My Lords, we cannot support any proposal that the Old City alone should be internationalised. Such a suggestion would be entirely contrary to the 1947 recommendations of the United Nations and is not in line with the terms of reference given to the Conciliation Commission by the General Assembly of the United Nations in December, 1948. Apart from the practical difficulties involved in establishing a special international régime for an area which depends upon the larger part of the City—the New City—for essential supplies, it would be manifestly unjust to imply that the Arab part of the City required United Nations administration while the New City did not. As I have said, His Majesty's Government were originally responsible for introducing into the United Nations the resolution which gave birth to the Conciliation Commission.
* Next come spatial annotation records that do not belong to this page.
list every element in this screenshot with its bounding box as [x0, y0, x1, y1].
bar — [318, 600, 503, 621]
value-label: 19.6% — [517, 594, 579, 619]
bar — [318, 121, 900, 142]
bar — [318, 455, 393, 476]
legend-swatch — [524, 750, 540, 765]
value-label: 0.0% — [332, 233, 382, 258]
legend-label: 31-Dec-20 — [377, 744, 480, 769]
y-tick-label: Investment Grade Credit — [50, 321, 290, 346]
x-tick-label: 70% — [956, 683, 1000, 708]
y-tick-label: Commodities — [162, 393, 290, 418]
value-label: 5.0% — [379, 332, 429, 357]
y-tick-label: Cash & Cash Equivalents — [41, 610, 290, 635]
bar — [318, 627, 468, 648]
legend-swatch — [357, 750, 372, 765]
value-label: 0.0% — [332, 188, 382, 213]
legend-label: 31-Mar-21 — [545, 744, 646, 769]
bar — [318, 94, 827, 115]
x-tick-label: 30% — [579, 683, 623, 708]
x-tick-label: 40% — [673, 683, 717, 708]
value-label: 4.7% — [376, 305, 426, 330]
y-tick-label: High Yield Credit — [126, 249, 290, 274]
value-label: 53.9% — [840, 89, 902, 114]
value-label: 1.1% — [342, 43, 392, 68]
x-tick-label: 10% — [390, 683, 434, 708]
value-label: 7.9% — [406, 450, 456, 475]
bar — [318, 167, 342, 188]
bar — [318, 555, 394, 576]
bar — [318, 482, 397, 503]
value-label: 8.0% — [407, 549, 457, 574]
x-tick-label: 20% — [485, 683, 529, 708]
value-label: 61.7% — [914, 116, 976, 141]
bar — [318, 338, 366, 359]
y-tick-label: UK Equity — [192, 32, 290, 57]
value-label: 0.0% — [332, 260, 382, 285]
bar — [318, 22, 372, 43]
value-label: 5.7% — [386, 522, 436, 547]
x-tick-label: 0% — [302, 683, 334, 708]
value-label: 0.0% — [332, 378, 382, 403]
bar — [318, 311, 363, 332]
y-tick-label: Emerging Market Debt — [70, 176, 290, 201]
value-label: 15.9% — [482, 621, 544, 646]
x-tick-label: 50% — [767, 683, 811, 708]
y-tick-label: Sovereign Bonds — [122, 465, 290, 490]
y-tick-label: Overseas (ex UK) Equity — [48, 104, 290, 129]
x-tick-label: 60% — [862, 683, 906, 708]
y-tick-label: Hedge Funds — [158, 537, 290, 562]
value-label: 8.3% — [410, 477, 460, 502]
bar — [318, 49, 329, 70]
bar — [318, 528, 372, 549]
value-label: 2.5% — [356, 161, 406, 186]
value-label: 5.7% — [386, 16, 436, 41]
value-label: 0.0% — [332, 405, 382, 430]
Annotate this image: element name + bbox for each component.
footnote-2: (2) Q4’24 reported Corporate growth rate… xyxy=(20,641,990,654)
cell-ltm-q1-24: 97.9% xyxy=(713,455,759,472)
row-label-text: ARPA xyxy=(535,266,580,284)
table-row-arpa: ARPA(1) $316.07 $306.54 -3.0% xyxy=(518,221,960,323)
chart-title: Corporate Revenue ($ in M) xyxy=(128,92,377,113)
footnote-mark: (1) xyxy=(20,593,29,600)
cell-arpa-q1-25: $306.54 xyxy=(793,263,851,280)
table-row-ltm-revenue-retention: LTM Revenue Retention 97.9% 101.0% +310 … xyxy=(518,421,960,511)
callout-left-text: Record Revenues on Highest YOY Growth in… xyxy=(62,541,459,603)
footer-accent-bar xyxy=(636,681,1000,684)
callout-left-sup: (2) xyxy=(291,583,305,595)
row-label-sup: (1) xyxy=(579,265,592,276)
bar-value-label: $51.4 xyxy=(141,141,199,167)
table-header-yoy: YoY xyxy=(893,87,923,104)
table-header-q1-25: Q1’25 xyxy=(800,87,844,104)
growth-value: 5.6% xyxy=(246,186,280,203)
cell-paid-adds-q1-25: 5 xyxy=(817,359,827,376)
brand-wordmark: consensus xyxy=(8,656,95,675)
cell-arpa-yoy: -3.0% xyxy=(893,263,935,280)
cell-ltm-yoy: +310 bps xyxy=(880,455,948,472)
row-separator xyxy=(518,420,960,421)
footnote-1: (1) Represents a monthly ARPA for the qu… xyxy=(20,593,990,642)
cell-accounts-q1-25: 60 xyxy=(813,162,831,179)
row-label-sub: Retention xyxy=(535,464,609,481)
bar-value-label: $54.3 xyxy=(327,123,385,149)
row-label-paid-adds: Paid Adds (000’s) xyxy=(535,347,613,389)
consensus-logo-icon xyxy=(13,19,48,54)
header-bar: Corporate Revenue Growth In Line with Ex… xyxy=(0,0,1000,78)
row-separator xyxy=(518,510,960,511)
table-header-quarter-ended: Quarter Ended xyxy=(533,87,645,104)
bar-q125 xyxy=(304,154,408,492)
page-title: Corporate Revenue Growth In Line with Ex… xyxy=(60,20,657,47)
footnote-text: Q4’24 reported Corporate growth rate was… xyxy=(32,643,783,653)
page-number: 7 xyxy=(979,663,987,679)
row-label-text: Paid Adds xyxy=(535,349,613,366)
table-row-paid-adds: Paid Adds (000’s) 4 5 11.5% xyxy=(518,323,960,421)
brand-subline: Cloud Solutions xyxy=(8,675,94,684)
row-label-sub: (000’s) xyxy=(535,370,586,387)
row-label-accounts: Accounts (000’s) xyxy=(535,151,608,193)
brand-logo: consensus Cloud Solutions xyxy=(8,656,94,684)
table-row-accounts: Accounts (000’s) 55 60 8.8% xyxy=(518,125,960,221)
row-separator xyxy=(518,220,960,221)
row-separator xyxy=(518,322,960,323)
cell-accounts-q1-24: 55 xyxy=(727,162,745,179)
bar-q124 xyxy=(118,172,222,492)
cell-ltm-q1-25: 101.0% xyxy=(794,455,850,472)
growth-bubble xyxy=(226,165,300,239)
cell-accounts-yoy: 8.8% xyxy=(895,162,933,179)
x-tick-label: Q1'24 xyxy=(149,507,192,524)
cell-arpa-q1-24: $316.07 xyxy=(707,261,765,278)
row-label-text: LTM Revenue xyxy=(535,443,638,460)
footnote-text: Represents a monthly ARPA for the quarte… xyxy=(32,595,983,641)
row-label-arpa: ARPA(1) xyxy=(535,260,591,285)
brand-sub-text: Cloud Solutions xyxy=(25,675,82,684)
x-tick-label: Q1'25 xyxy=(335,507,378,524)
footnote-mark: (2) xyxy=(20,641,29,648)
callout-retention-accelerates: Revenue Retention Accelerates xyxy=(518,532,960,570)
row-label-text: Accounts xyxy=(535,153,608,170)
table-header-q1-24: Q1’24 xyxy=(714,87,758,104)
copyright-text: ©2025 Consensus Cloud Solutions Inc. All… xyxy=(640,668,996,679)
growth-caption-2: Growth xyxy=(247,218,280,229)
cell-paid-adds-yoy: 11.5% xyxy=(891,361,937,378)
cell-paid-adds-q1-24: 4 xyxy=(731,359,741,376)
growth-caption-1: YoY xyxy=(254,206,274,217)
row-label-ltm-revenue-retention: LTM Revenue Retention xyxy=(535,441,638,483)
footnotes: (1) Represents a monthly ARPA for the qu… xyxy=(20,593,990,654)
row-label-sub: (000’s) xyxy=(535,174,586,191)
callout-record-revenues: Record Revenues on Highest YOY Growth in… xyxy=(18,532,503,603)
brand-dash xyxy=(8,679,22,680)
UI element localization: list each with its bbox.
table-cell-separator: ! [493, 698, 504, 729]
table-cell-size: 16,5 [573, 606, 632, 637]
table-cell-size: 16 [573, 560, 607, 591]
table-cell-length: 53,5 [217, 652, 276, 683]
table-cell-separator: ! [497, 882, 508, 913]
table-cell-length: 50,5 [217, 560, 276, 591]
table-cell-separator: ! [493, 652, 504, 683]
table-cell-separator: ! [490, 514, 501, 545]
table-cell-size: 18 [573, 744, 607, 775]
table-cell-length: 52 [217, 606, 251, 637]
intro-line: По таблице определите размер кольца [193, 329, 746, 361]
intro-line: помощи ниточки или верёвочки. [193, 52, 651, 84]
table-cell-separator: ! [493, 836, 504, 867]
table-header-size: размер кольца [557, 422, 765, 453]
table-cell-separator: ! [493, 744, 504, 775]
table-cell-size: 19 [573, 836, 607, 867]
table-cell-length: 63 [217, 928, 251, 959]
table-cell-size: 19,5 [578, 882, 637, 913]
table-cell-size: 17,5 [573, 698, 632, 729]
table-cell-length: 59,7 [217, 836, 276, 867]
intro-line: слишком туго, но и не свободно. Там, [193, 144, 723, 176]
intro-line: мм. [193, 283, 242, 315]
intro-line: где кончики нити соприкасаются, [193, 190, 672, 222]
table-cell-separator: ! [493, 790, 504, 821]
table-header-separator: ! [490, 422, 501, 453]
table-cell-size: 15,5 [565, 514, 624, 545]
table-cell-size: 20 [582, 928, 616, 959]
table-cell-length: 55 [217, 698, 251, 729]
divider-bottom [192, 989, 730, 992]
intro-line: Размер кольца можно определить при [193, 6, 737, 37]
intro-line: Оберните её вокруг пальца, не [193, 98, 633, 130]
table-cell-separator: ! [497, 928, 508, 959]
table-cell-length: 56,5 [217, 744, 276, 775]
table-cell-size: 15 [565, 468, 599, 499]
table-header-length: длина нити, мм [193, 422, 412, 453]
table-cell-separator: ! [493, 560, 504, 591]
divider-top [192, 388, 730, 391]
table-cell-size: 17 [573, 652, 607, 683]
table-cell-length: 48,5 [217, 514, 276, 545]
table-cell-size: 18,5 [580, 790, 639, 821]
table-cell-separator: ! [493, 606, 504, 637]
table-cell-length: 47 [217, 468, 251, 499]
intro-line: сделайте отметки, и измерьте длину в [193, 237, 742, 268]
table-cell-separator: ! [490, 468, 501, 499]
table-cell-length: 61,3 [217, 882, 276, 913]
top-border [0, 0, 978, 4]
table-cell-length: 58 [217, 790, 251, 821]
We feel confident that, in guiding the parties to a settlement of their differences, the Commission will bear in mind the interest of the nations in the future status of Jerusalem and the world wide concern for the suitable protection of the Holy Places and free access to them. Therefore I think the Archbishop will realise that, while I, on behalf of His Majesty's Government, have indicated complete sympathy with the point of view which he has put forward, circumstances make it impossible for me to say more at the present time than I have in fact said.

4.47 p.m.

THE LORD ARCHBISHOP OF YORK

My Lords, I rise to thank the noble and learned Viscount for his reply—a reply which I found most satisfactory and a most definite expression of policy. The noble and learned Viscount may be quite certain that millions of Christians throughout the world will warmly and wholeheartedly support that policy. I ask permission to withdraw the Motion.

Motion for Papers, by leave, withdrawn.